Key idea in Raft: One leader at a time (elected by majority vote). The leader serializes all writes and replicates them. Leader failure → new election. At any point in time, there is one and only one leader, and you can only commit if a majority of nodes acknowledge.


🔑 ZooKeeper and etcd

ZooKeeper and etcd are coordination services built on top of consensus. They're not general-purpose databases — they store small amounts of configuration data that must be strongly consistent.

What they provide:

  • Linearizable atomic operations (CAS — compare-and-set)
  • Total ordering of operations (with monotonic transaction IDs)
  • Failure detection (ephemeral nodes + sessions with timeouts)
  • Change notifications (watchers — notify clients when data changes)

Common use cases:

  • Leader election (one service registers itself; if the node fails, ephemeral node disappears → others detect and elect new leader)
  • Partition assignment (store which partition is assigned to which node)
  • Service discovery (register service instances)
  • Distributed locks and leases

The goal: Outsource the hardest distributed systems problems to ZooKeeper/etcd, then implement your application logic on top of their simple, reliable primitives.


🚫 Impossibility Results

FLP Impossibility

In a fully asynchronous system (no timing guarantees), consensus is impossible if even one node can crash (Fischer, Lynch, Paterson, 1985).

This sounds catastrophic — but real systems are partially synchronous (mostly well-behaved, occasionally slow). Real consensus algorithms achieve safety always and liveness in good conditions.
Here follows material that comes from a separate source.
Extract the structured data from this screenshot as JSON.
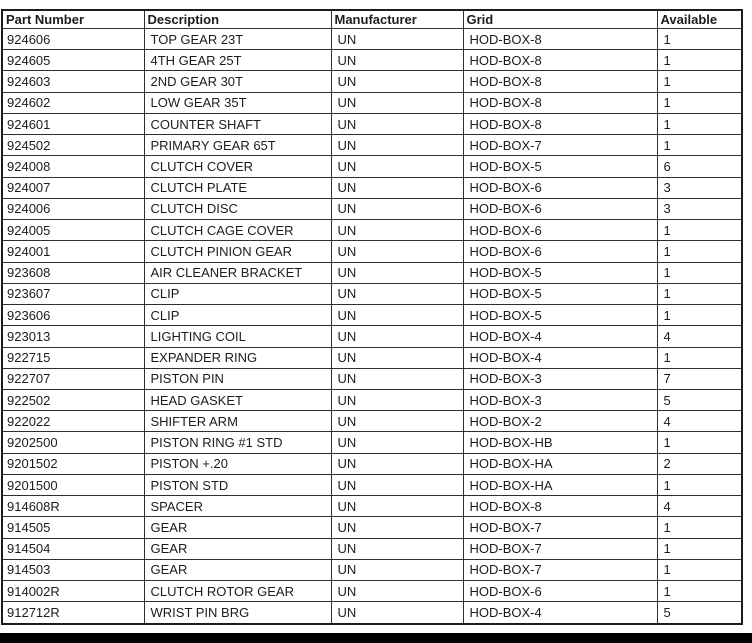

The CAP Theorem, Revisited

CAP is often misunderstood. More precisely:

  • Consistency = linearizability (not just any consistency model)
  • Availability = every request receives a response (not just that some node responds)
  • Partition tolerance = the system works despite network partitions

In real networks, partitions will happen. So the real choice is: during a partition, do you sacrifice consistency (serve stale data) or availability (refuse requests)?
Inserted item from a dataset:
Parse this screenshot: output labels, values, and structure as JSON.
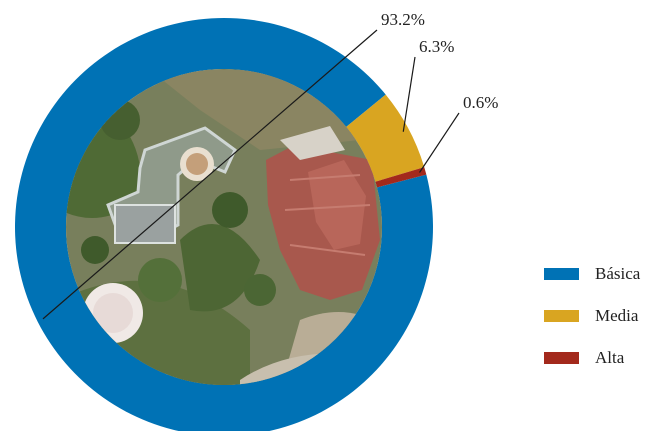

PACELC is a more nuanced model: even without partitions (when the system is running normally), there's a latency-consistency trade-off. Higher consistency = more coordination = more latency.


Summary

GuaranteeStrengthCostUse when
Eventual consistencyWeakestLowestHigh availability, partition-tolerant
Causal consistencyMediumMediumNeed ordering without full coordination
LinearizabilityStrongestHighestLocks, unique constraints, leader election

Key insight: Consensus is the fundamental primitive that enables everything else in distributed systems — atomic commits, leader election, total order broadcast. These all reduce to consensus. And consensus has provable impossibility in fully async systems, which is why distributed systems are hard.